Disclaimer: Like most of my reviews of a sole title in a multi-book ecology, this review really covers elements common to the whole series, not merely the first book. The book is Mystic & Rider, and the series is called The Twelve Houses.

Every so often, I revisit the backlist of authors I love. It usually starts after I've finished the latest novel. When I'm done and I'm still hungry for reading and reluctant to leave that world behind, I go back to the beginning and read through all the way to the end again, series by series, chronologically by publication date.

It's like going back home for a holiday and walking through the old neighborhood, only instead of the houses changing and the people moving on, I've moved on and changed. As time passes, my perspective shifts, and sometimes once-beloved stories look dramatically different then they did the first or even most recent time I read them.

I love Sharon Shinn's work. All of it. Her Samaria series is a beautiful blend of a fantastical setting and some fabulous science. This series, though, remains my favorite from a craft standpoint.  The world-building is rich in detail, the characters are all flawed, complex, and tied to one another by many motives, not merely the thin threads of a single plot, the dialogue is snappy, and the writing is uncluttered--not a word wasted. Reading it all again, now that I'm taking my own writing seriously, is even more of a joy than it was the first time around.

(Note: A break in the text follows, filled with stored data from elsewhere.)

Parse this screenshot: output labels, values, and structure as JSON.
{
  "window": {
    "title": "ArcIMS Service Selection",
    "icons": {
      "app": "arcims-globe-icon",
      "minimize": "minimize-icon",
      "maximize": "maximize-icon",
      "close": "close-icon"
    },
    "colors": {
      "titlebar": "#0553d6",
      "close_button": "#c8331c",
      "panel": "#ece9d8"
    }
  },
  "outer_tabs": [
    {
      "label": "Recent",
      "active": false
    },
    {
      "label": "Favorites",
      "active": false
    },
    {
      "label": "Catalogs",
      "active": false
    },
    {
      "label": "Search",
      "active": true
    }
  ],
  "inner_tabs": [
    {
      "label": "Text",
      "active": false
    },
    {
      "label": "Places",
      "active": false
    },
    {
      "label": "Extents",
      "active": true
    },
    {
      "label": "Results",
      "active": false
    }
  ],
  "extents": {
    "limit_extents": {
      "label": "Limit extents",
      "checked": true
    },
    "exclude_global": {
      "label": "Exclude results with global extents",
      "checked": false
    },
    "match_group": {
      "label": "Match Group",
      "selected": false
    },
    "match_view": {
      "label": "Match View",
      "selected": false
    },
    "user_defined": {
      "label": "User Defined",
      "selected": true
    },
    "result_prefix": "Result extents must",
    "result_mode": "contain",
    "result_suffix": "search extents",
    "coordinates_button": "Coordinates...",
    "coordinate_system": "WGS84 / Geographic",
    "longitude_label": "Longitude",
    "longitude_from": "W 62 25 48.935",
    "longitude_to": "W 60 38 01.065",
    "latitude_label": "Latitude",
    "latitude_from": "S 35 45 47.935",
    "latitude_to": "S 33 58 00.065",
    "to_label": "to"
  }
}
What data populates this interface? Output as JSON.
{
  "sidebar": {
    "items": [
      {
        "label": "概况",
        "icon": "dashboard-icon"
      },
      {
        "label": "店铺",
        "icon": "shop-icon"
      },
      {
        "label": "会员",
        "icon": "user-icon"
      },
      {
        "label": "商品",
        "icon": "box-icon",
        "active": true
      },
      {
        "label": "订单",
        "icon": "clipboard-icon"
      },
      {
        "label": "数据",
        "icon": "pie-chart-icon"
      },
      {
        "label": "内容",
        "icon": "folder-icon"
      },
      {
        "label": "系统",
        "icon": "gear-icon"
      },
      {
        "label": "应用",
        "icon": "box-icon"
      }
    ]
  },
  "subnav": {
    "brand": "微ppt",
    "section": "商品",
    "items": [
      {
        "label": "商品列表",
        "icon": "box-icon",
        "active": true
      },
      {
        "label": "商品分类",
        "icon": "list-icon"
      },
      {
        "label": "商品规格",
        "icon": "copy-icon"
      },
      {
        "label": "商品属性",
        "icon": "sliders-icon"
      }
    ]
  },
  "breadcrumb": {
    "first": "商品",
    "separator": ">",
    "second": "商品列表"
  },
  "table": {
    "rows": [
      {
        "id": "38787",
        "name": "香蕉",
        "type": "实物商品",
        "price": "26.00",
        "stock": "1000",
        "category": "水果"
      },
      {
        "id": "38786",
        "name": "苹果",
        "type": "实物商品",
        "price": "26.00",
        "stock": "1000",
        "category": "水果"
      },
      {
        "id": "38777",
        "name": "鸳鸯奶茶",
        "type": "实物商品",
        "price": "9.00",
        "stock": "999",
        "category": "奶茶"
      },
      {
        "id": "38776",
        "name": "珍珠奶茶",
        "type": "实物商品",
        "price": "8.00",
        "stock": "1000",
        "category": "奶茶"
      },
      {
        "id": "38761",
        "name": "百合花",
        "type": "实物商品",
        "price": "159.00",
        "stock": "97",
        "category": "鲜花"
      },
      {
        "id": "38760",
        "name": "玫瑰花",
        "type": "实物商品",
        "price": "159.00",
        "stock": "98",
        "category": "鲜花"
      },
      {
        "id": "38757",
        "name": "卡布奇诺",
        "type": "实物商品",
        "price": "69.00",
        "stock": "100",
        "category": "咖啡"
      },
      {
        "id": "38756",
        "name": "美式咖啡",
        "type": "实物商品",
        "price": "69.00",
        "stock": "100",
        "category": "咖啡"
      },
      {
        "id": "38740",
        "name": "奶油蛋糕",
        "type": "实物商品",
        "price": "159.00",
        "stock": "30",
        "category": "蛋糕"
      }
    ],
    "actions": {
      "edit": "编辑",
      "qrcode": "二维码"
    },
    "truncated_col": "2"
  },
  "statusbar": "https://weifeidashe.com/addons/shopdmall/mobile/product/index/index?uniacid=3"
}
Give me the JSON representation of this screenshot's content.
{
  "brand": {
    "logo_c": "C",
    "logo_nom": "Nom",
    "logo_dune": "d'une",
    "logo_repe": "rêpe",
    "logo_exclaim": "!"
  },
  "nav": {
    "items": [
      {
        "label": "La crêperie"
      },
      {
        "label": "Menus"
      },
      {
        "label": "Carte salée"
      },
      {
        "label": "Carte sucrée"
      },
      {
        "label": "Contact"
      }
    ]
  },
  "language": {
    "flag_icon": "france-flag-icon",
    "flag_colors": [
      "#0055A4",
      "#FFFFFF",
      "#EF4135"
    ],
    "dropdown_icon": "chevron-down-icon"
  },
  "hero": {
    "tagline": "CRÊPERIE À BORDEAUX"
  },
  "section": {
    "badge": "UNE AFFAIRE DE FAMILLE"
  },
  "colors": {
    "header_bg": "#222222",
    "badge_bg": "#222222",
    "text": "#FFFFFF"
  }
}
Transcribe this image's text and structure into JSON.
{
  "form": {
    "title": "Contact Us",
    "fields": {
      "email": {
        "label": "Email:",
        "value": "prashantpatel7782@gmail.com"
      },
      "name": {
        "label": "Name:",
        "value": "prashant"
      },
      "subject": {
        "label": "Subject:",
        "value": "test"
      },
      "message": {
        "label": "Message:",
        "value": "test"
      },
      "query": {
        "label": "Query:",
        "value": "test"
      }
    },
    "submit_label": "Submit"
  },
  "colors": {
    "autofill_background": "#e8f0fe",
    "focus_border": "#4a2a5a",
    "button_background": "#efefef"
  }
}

The world of the Twelve Houses is, on first sight, a typical medieval fantasy setting. Then little flourishes and details of a complicated social structure are dropped like gems into the plot. The plot of this introductory novel looks like your basic companion quest. Then the politics and the personalities start to clash. Complications set in. Relationships build and break, and people act in their own self-interest, sometimes at a high cost.

Fantasy stories are like chocolate chip cookies. The recipes all use same basic ingredients, but they achieve astonishingly different results. My oatmeal-chocolate-chip-banana bars taste nothing like my mother's crunchy name-brand recipe drop cookies. Add an ingredient or two, change the proportions of a few others, and the end product will be unique. That's what's done here. It's a chocolate chip cookie, but it's a rich one, full of chunky tidbits and subtle flavors.

Religious persecution, racial discrimination and economic  inequality are heavy topics to hang off the hero's journey, but Shinn does so with finesse. This isn't a morality play. It's a rollicking adventure set in a complicated world. She doesn't shrink from adding the grays and deeper shades to her societies and her characters, and the story is the better for it. Her characters are moral but mortal. They face hard choices with good intentions and get mixed results.

Best of all, from my perhaps-skewed viewpoint, there are no easy solutions. The story ends with a satisfying finale, but there's no tidy resolution to the underlying issues. There is progress, there is always another conflict on the horizon, and the world goes on, even when the story ends.

If you like your fantasy with a little ambiguity and a lot of humanity, Shinn's work is well worth the investment.